Detentor do selo de qualidade de Cannes e tratado como obra-prima nos festivais de Toronto (onde arrecadou o prémio da Imprensa Cinematográfica) e de San Sebastián (no qual foi distinguido com a Concha de Ouro), eis as credenciais de "O Começo", a primeira longa metragem da realizadora georgiana Dea Kulumbegashvili.

É uma obra para cinéfilos com estofo, que exclui logo nos primeiros minutos de exibição os ávidos de acção, bem como os receosos de escutar silêncios (por vezes, ensurdecedores) ou de percorrer milimetricamente com o olhar a sequência continua de (magnificos) longos planos fixos impregnados de uma estonteante/hipnotizante beleza crua não imediata e de "pistas não verbais" por/para descodificar.

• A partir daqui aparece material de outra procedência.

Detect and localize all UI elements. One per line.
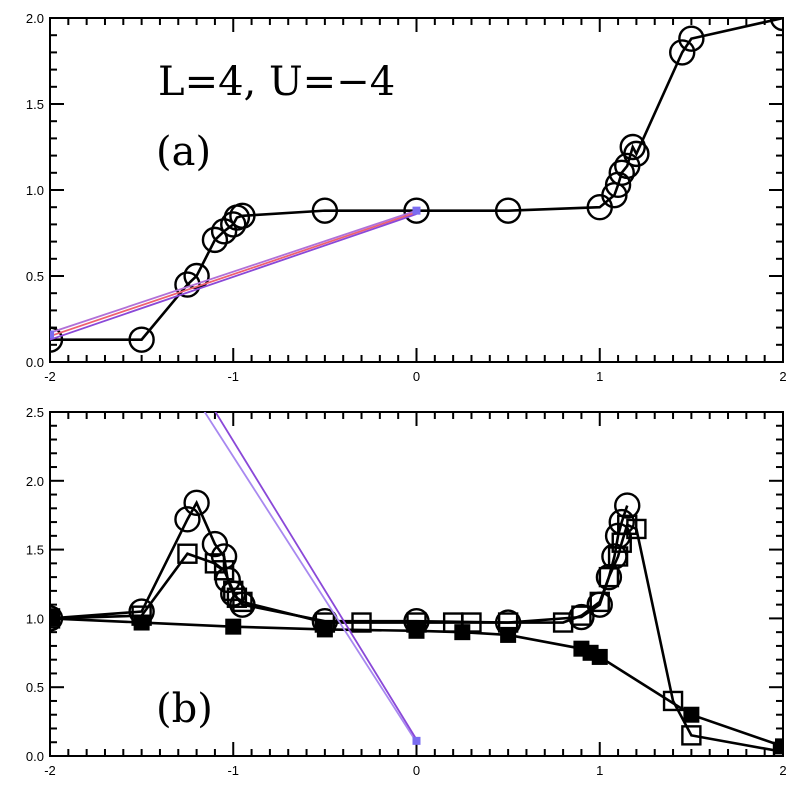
open-circle-point [311,197,339,224]
filled-square-point [50,610,58,627]
panel-b: -2 -1 0 1 2 0.0 0.5 1.0 1.5 2.0 2.5 (b) [26,405,787,778]
panel-a: -2 -1 0 1 2 0.0 0.5 1.0 1.5 2.0 L=4, U=−4 (a) [26,11,787,384]
y-tick-label: 1.5 [26,97,44,112]
overlay-line [50,209,417,334]
open-circle-point [50,326,64,353]
open-square-point [589,591,610,613]
overlay-marker [412,206,421,215]
filled-square-point [408,622,425,639]
open-circle-point [568,603,595,631]
open-square-point [681,725,702,746]
y-tick-label: 2.0 [26,11,44,26]
overlay-line [50,213,417,341]
y-tick-label: 2.5 [26,405,44,420]
open-square-point [772,741,783,756]
x-tick-label: -1 [227,369,239,384]
open-circle-point [608,159,635,187]
open-square-point [626,518,647,540]
open-square-point [177,543,198,564]
filled-square-point [775,738,783,755]
open-square-point [607,546,629,567]
y-tick-label: 0.0 [26,749,44,764]
open-circle-point [403,197,430,224]
x-tick-label: 2 [779,369,786,384]
open-circle-point [174,271,201,298]
open-square-point [351,612,372,633]
open-square-point [50,608,61,629]
filled-square-point [454,624,471,641]
open-square-point [461,612,482,633]
y-tick-label: 1.5 [26,543,44,558]
overlay-line [214,412,418,740]
y-tick-label: 1.0 [26,611,44,626]
open-square-point [213,560,235,581]
series-line-open-circle [50,499,629,624]
x-tick-label: 0 [413,763,420,778]
x-tick-label: -1 [227,763,239,778]
x-tick-label: 1 [596,763,603,778]
open-circle-point [669,39,696,66]
y-tick-label: 0.5 [26,269,44,284]
overlay-line [203,412,418,743]
y-tick-label: 1.0 [26,183,44,198]
panel-label: (a) [156,129,211,175]
y-tick-label: 0.5 [26,680,44,695]
x-tick-label: -2 [44,369,56,384]
parameter-annotation: L=4, U=−4 [158,59,395,105]
series-line-open-circle [50,18,783,341]
open-square-point [662,690,684,712]
x-tick-label: 0 [413,369,420,384]
open-square-point [571,605,592,626]
open-circle-point [128,326,155,353]
open-square-point [226,587,248,608]
open-circle-point [623,140,650,168]
y-tick-label: 0.0 [26,355,44,370]
open-circle-point [183,262,210,290]
open-square-point [552,612,574,633]
series-line-filled-square [50,617,783,748]
y-tick-label: 2.0 [26,474,44,489]
filled-square-point [133,614,150,631]
filled-square-point [591,648,608,665]
filled-square-point [316,621,333,638]
filled-square-point [683,706,700,723]
plot-area [50,18,783,353]
filled-square-point [500,626,517,643]
overlay-marker [50,330,54,339]
open-square-point [598,566,620,588]
overlay-line [50,211,417,338]
overlay-marker [412,736,421,745]
open-circle-point [183,489,210,517]
open-circle-point [174,506,201,533]
open-circle-point [229,202,256,230]
open-circle-point [614,492,641,519]
plot-area [50,412,783,756]
open-circle-point [494,197,522,224]
open-circle-point [678,25,705,52]
x-tick-label: -2 [44,763,56,778]
open-circle-point [201,226,229,254]
panel-label: (b) [156,686,213,732]
open-circle-point [50,605,64,632]
open-square-point [232,591,253,613]
x-tick-label: 1 [596,369,603,384]
filled-square-point [225,618,242,635]
x-tick-label: 2 [779,763,786,778]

Possui uma narrativa minimalista que dá primazia à linguagem estética (austera) em detrimento da gramatical, todavia quem tiver capacidade (ou paciência) para imergir (durante 130 minutos) no seu universo melancólico e cru jamais sentirá qualquer economia nas palavras

O Começo começa (redundância propositada com um intuito de - pseudo - estilo literário) com um ataque a uma igreja de Testemunhas de Jeová, inserida numa recôndita vila pobre dominada por cristãos ortodoxos. No entanto, a realizadora, ao contrário do expectável, não envereda pelos trilhos da intolerância religiosa, preferindo aproveitar o evento para "dissecar" a (sobre)vivência da solitária e ostracizada mulher do sacerdote (revelando-se, desse modo, como um filme eminentemente feminista de - quase - "personagem única", encarnado de forma sublime por Ia Sukhitashvili).